Under the memorandum of understanding (MoU), the parties committed to jointly detect irregular betting patterns and suspicious activities in football. The partnership between the AFC and IBIA will run for a period of four years.

The IBIA will deploy its Monitoring and Alert Platform to share real-time data on suspicious betting activity with the AFC. This will strengthen the AFC’s abilities to investigate potential match manipulation.

Both parties also said that the partnership will support the AFC’s goal of creating a secure environment for the sport.

Speaking about the deal, AFC general counsel and director of legal affairs, Andrew Mercer, says the organisation is committed to maintaining high ethical and sporting standards within football.

The AFC’s Vision and Mission has outlined our steadfast ambitions to uphold the highest ethical and sporting standards,” Mercer said. “We are committed towards preserving our key tenets of fair play and integrity.

“Leveraging on strong collaborations with the world’s leading organisations is imperative.”

The MoU further strengthens the confederation’s ability to ensure football in Asia remains clean for the benefit of fans, players and its stakeholders, Mercer said.

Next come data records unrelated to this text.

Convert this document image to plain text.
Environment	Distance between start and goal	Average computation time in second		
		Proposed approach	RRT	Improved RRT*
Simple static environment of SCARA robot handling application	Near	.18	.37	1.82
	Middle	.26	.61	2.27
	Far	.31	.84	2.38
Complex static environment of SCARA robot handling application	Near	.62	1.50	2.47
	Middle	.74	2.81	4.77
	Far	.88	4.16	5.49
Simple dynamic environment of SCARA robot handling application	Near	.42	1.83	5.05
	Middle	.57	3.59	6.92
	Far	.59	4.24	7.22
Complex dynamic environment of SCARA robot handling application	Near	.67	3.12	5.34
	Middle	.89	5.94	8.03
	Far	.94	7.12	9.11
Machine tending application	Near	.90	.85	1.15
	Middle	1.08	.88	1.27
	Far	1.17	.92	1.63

IBIA CEO Khalid Ali also welcomed the new partnership. He said cooperation is a “vital” part of any integrity monitoring and investigatory framework.

“The IBIA is happy to be able to strengthen its relationship with the AFC through this important information sharing collaboration,” Ali said. “For its part, the IBIA will seek to safeguard the AFC ecosystem by utilising the monitoring of its members’ global customer account activity, which covers over $300bn in sports betting per annum.”

The AFC joins a long list of sports organisations working with the IBIA on the monitoring of events, including football’s Fifa and Uefa, as well as the International Olympic Committee. The IBIA also partners with a large number of betting operators to tackle corruption in sport.

Football corruption remains a concern for IBIA

Football remains one of the main sports of concern in terms of corruption for the IBIA. In its latest Integrity Report for Q2, football drew the second-highest number of betting alerts (16) of all sports.

However, it was esports that took top spot with 48 alerts, compared to one alert in Q2 last year. The IBIA noted a single esports case related to suspicious betting activity on 68 esoccer matches played in Q1 and Q2.

A total of 90 alerts were noted in Q2. Other sports that drew alerts include table tennis with 12, nine alerts relating to tennis and two for badminton. In addition, handball, boxing and padel drew one alert each.